Discovering and filtering models
The models command lists available speech-to-text models as JSON:
speechall models You can filter by provider:
speechall models --provider deepgram You can filter by language:
speechall models --language tr Capability filters combine with AND logic, which makes them useful for narrowing a list to models that fit a real requirement:
speechall models --language tr --diarization
speechall models --provider openai --srt
speechall models --streamable --vocabulary This is deliberately machine-readable. Instead of checking a static table, you can query the current model catalog and use the same command in scripts.
jq workflows
Because speechall models returns JSON, it works well with jq for inspection and automation.
Find the cheapest Deepgram model with SRT support:
speechall models --provider deepgram --srt
| jq 'sort_by(.cost_per_second_usd) | .[0].id' List model IDs that support Turkish:
speechall models --language tr | jq '[.[].id]' Compare diarization-capable models by price:
speechall models --diarization
| jq '[.[] | {id, cost: .cost_per_second_usd}] | sort_by(.cost)' List the providers currently represented in the catalog:
speechall models | jq '[.[].provider] | unique' Find models that support both streaming and custom vocabulary:
speechall models --streamable --vocabulary | jq '[.[].id]' These small commands are useful during provider evaluation. You can answer questions like “which models support this language and subtitles?” without leaving the terminal.

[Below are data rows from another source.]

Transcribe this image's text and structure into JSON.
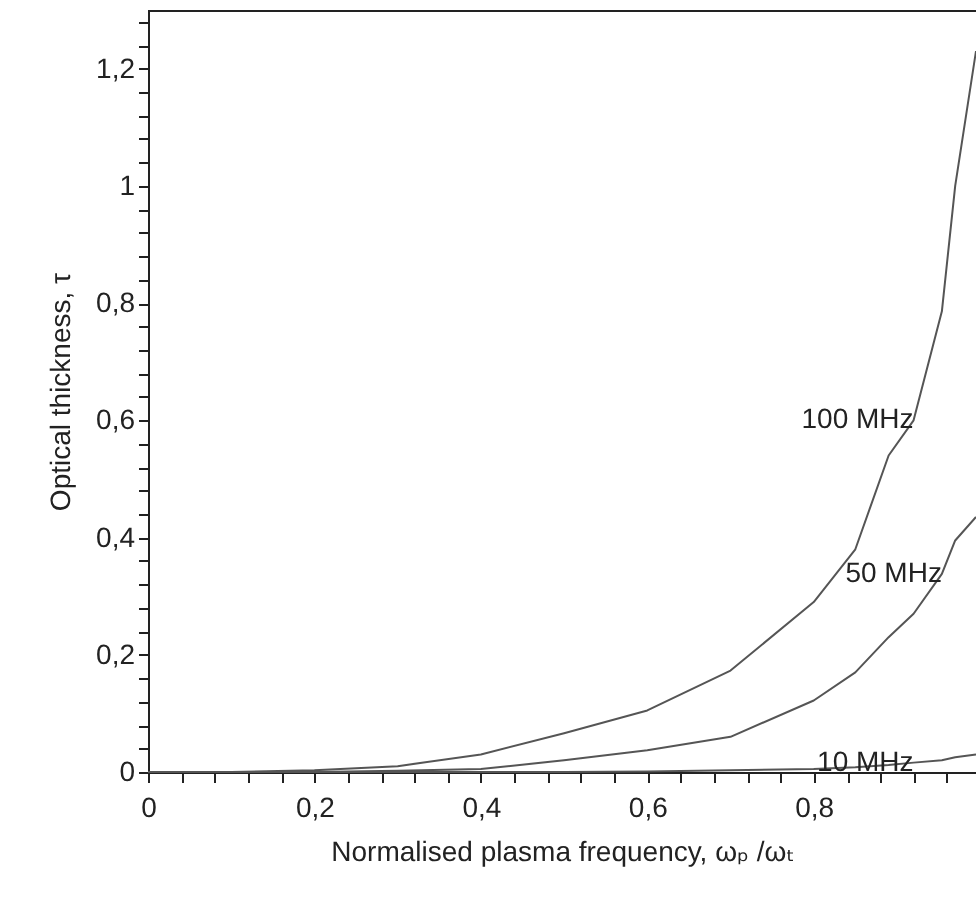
{
  "chart_data": {
    "type": "line",
    "xlabel": "Normalised plasma frequency,  ωₚ /ωₜ",
    "ylabel": "Optical thickness,  τ",
    "xlim": [
      0,
      0.995
    ],
    "ylim": [
      0,
      1.3
    ],
    "xticks": [
      {
        "value": 0,
        "label": "0"
      },
      {
        "value": 0.04,
        "label": null
      },
      {
        "value": 0.08,
        "label": null
      },
      {
        "value": 0.12,
        "label": null
      },
      {
        "value": 0.16,
        "label": null
      },
      {
        "value": 0.2,
        "label": "0,2"
      },
      {
        "value": 0.24,
        "label": null
      },
      {
        "value": 0.28,
        "label": null
      },
      {
        "value": 0.32,
        "label": null
      },
      {
        "value": 0.36,
        "label": null
      },
      {
        "value": 0.4,
        "label": "0,4"
      },
      {
        "value": 0.44,
        "label": null
      },
      {
        "value": 0.48,
        "label": null
      },
      {
        "value": 0.52,
        "label": null
      },
      {
        "value": 0.56,
        "label": null
      },
      {
        "value": 0.6,
        "label": "0,6"
      },
      {
        "value": 0.64,
        "label": null
      },
      {
        "value": 0.68,
        "label": null
      },
      {
        "value": 0.72,
        "label": null
      },
      {
        "value": 0.76,
        "label": null
      },
      {
        "value": 0.8,
        "label": "0,8"
      },
      {
        "value": 0.84,
        "label": null
      },
      {
        "value": 0.88,
        "label": null
      },
      {
        "value": 0.92,
        "label": null
      },
      {
        "value": 0.96,
        "label": null
      }
    ],
    "yticks": [
      {
        "value": 0,
        "label": "0"
      },
      {
        "value": 0.04,
        "label": null
      },
      {
        "value": 0.08,
        "label": null
      },
      {
        "value": 0.12,
        "label": null
      },
      {
        "value": 0.16,
        "label": null
      },
      {
        "value": 0.2,
        "label": "0,2"
      },
      {
        "value": 0.24,
        "label": null
      },
      {
        "value": 0.28,
        "label": null
      },
      {
        "value": 0.32,
        "label": null
      },
      {
        "value": 0.36,
        "label": null
      },
      {
        "value": 0.4,
        "label": "0,4"
      },
      {
        "value": 0.44,
        "label": null
      },
      {
        "value": 0.48,
        "label": null
      },
      {
        "value": 0.52,
        "label": null
      },
      {
        "value": 0.56,
        "label": null
      },
      {
        "value": 0.6,
        "label": "0,6"
      },
      {
        "value": 0.64,
        "label": null
      },
      {
        "value": 0.68,
        "label": null
      },
      {
        "value": 0.72,
        "label": null
      },
      {
        "value": 0.76,
        "label": null
      },
      {
        "value": 0.8,
        "label": "0,8"
      },
      {
        "value": 0.84,
        "label": null
      },
      {
        "value": 0.88,
        "label": null
      },
      {
        "value": 0.92,
        "label": null
      },
      {
        "value": 0.96,
        "label": null
      },
      {
        "value": 1,
        "label": "1"
      },
      {
        "value": 1.04,
        "label": null
      },
      {
        "value": 1.08,
        "label": null
      },
      {
        "value": 1.12,
        "label": null
      },
      {
        "value": 1.16,
        "label": null
      },
      {
        "value": 1.2,
        "label": "1,2"
      },
      {
        "value": 1.24,
        "label": null
      },
      {
        "value": 1.28,
        "label": null
      }
    ],
    "x": [
      0,
      0.1,
      0.2,
      0.3,
      0.4,
      0.5,
      0.6,
      0.7,
      0.8,
      0.85,
      0.89,
      0.92,
      0.954,
      0.97,
      0.995
    ],
    "series": [
      {
        "name": "100 MHz",
        "color": "#555555",
        "values": [
          0,
          0,
          0.003,
          0.01,
          0.03,
          0.066,
          0.105,
          0.173,
          0.29,
          0.38,
          0.54,
          0.6,
          0.786,
          1.0,
          1.23
        ]
      },
      {
        "name": "50 MHz",
        "color": "#555555",
        "values": [
          0,
          0,
          0,
          0.002,
          0.005,
          0.02,
          0.037,
          0.06,
          0.122,
          0.17,
          0.23,
          0.27,
          0.338,
          0.395,
          0.435
        ]
      },
      {
        "name": "10 MHz",
        "color": "#555555",
        "values": [
          0,
          0,
          0,
          0,
          0,
          0,
          0.001,
          0.003,
          0.005,
          0.008,
          0.012,
          0.016,
          0.02,
          0.025,
          0.03
        ]
      }
    ],
    "grid": false
  }
}
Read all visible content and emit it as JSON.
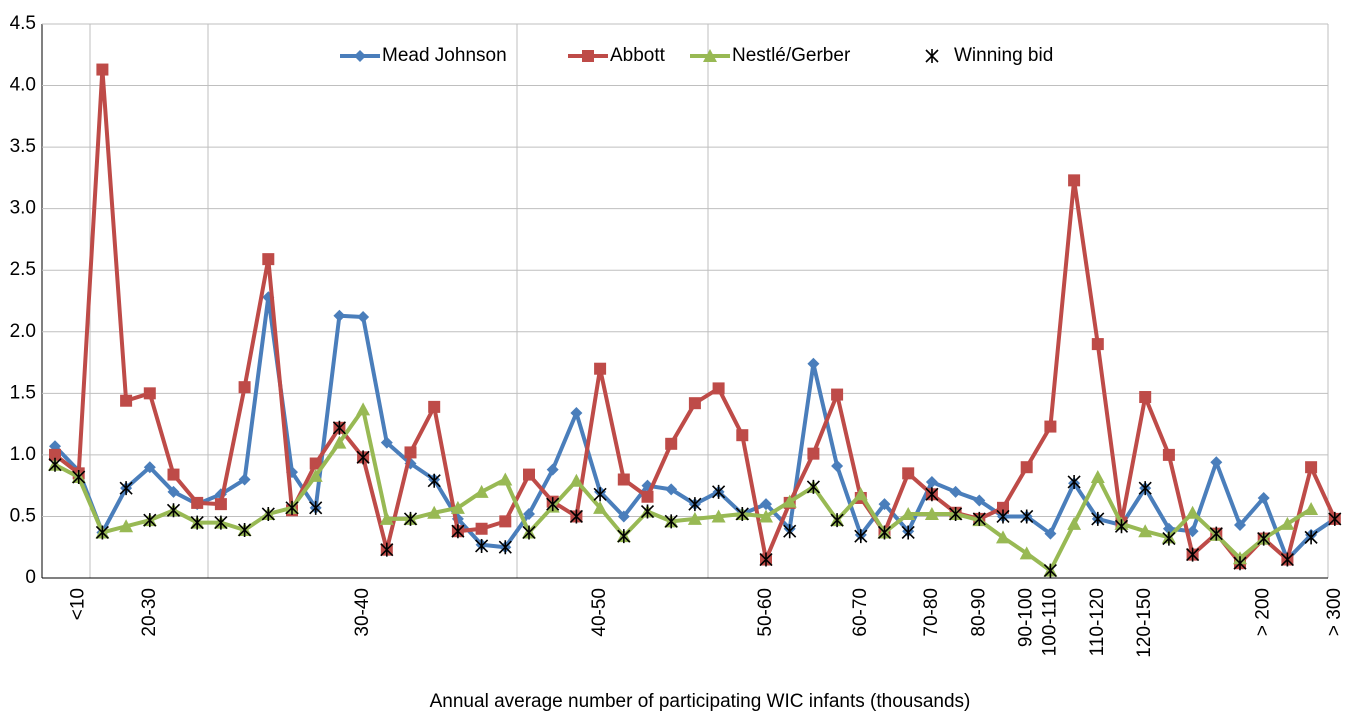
{
  "chart_data": {
    "type": "line",
    "x_label": "Annual average number of participating WIC infants (thousands)",
    "categories": [
      null,
      "<10",
      null,
      null,
      "20-30",
      null,
      null,
      null,
      null,
      null,
      null,
      null,
      null,
      "30-40",
      null,
      null,
      null,
      null,
      null,
      null,
      null,
      null,
      null,
      "40-50",
      null,
      null,
      null,
      null,
      null,
      null,
      "50-60",
      null,
      null,
      null,
      "60-70",
      null,
      null,
      "70-80",
      null,
      "80-90",
      null,
      "90-100",
      "100-110",
      null,
      "110-120",
      null,
      "120-150",
      null,
      null,
      null,
      null,
      "> 200",
      null,
      null,
      "> 300"
    ],
    "series": [
      {
        "name": "Mead Johnson",
        "color": "#4a7ebb",
        "marker": "diamond",
        "line": true,
        "values": [
          1.07,
          0.87,
          0.37,
          0.73,
          0.9,
          0.7,
          0.6,
          0.68,
          0.8,
          2.28,
          0.86,
          0.57,
          2.13,
          2.12,
          1.1,
          0.93,
          0.8,
          0.48,
          0.27,
          0.25,
          0.52,
          0.88,
          1.34,
          0.7,
          0.5,
          0.75,
          0.72,
          0.6,
          0.7,
          0.52,
          0.6,
          0.4,
          1.74,
          0.91,
          0.35,
          0.6,
          0.38,
          0.78,
          0.7,
          0.63,
          0.5,
          0.5,
          0.36,
          0.77,
          0.48,
          0.43,
          0.73,
          0.4,
          0.38,
          0.94,
          0.43,
          0.65,
          0.15,
          0.35,
          0.48
        ]
      },
      {
        "name": "Abbott",
        "color": "#be4b48",
        "marker": "square",
        "line": true,
        "values": [
          1.0,
          0.85,
          4.13,
          1.44,
          1.5,
          0.84,
          0.61,
          0.6,
          1.55,
          2.59,
          0.55,
          0.93,
          1.22,
          0.98,
          0.23,
          1.02,
          1.39,
          0.38,
          0.4,
          0.46,
          0.84,
          0.62,
          0.5,
          1.7,
          0.8,
          0.66,
          1.09,
          1.42,
          1.54,
          1.16,
          0.15,
          0.61,
          1.01,
          1.49,
          0.65,
          0.37,
          0.85,
          0.68,
          0.53,
          0.48,
          0.57,
          0.9,
          1.23,
          3.23,
          1.9,
          0.45,
          1.47,
          1.0,
          0.19,
          0.36,
          0.12,
          0.32,
          0.15,
          0.9,
          0.48
        ]
      },
      {
        "name": "Nestlé/Gerber",
        "color": "#98b954",
        "marker": "triangle",
        "line": true,
        "values": [
          0.92,
          0.82,
          0.37,
          0.42,
          0.47,
          0.55,
          0.45,
          0.45,
          0.39,
          0.52,
          0.57,
          0.83,
          1.1,
          1.37,
          0.48,
          0.48,
          0.53,
          0.57,
          0.7,
          0.8,
          0.37,
          0.58,
          0.79,
          0.57,
          0.34,
          0.54,
          0.46,
          0.48,
          0.5,
          0.52,
          0.5,
          0.62,
          0.74,
          0.47,
          0.68,
          0.37,
          0.52,
          0.52,
          0.52,
          0.47,
          0.33,
          0.2,
          0.06,
          0.44,
          0.82,
          0.44,
          0.38,
          0.33,
          0.53,
          0.35,
          0.16,
          0.32,
          0.44,
          0.56,
          null
        ]
      },
      {
        "name": "Winning bid",
        "color": "#000000",
        "marker": "star",
        "line": false,
        "values": [
          0.92,
          0.82,
          0.37,
          0.73,
          0.47,
          0.55,
          0.45,
          0.45,
          0.39,
          0.52,
          0.57,
          0.57,
          1.22,
          0.98,
          0.23,
          0.48,
          0.79,
          0.38,
          0.26,
          0.25,
          0.37,
          0.6,
          0.5,
          0.68,
          0.34,
          0.54,
          0.46,
          0.6,
          0.7,
          0.52,
          0.15,
          0.38,
          0.74,
          0.47,
          0.34,
          0.37,
          0.37,
          0.68,
          0.52,
          0.48,
          0.5,
          0.5,
          0.06,
          0.78,
          0.48,
          0.42,
          0.73,
          0.32,
          0.19,
          0.36,
          0.12,
          0.32,
          0.15,
          0.33,
          0.48
        ]
      }
    ],
    "ylim": [
      0,
      4.5
    ],
    "yticks": [
      0,
      0.5,
      {
        "value": 1,
        "label": "1.0"
      },
      1.5,
      {
        "value": 2,
        "label": "2.0"
      },
      2.5,
      {
        "value": 3,
        "label": "3.0"
      },
      3.5,
      {
        "value": 4,
        "label": "4.0"
      },
      4.5
    ],
    "grid": true,
    "legend": "top"
  }
}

Installing the AI agent skill
The CLI also ships with an AI agent skill. This lets compatible agents transcribe local recordings, create subtitle files, and inspect available speech models through the same command-line tool.
Install it with:
npx skills add https://github.com/Speechall/speechall-cli --skill speechall-cli After installation, an agent can use the CLI for tasks such as transcribing a meeting recording into plain text, generating an SRT file from a video, or selecting a model that supports diarization and a specific language.
When to use it
Use the Speechall CLI when you need a fast, scriptable path from media file to transcript. It is especially useful for developers comparing providers, teams generating subtitles from recordings, and automation workflows where stdout, JSON, and shell composition matter.
It does not replace the API for production application code. Instead, it gives you a practical terminal interface to the same unified Speechall API, so you can test models, validate options, and build repeatable transcription workflows before deciding what belongs in your application.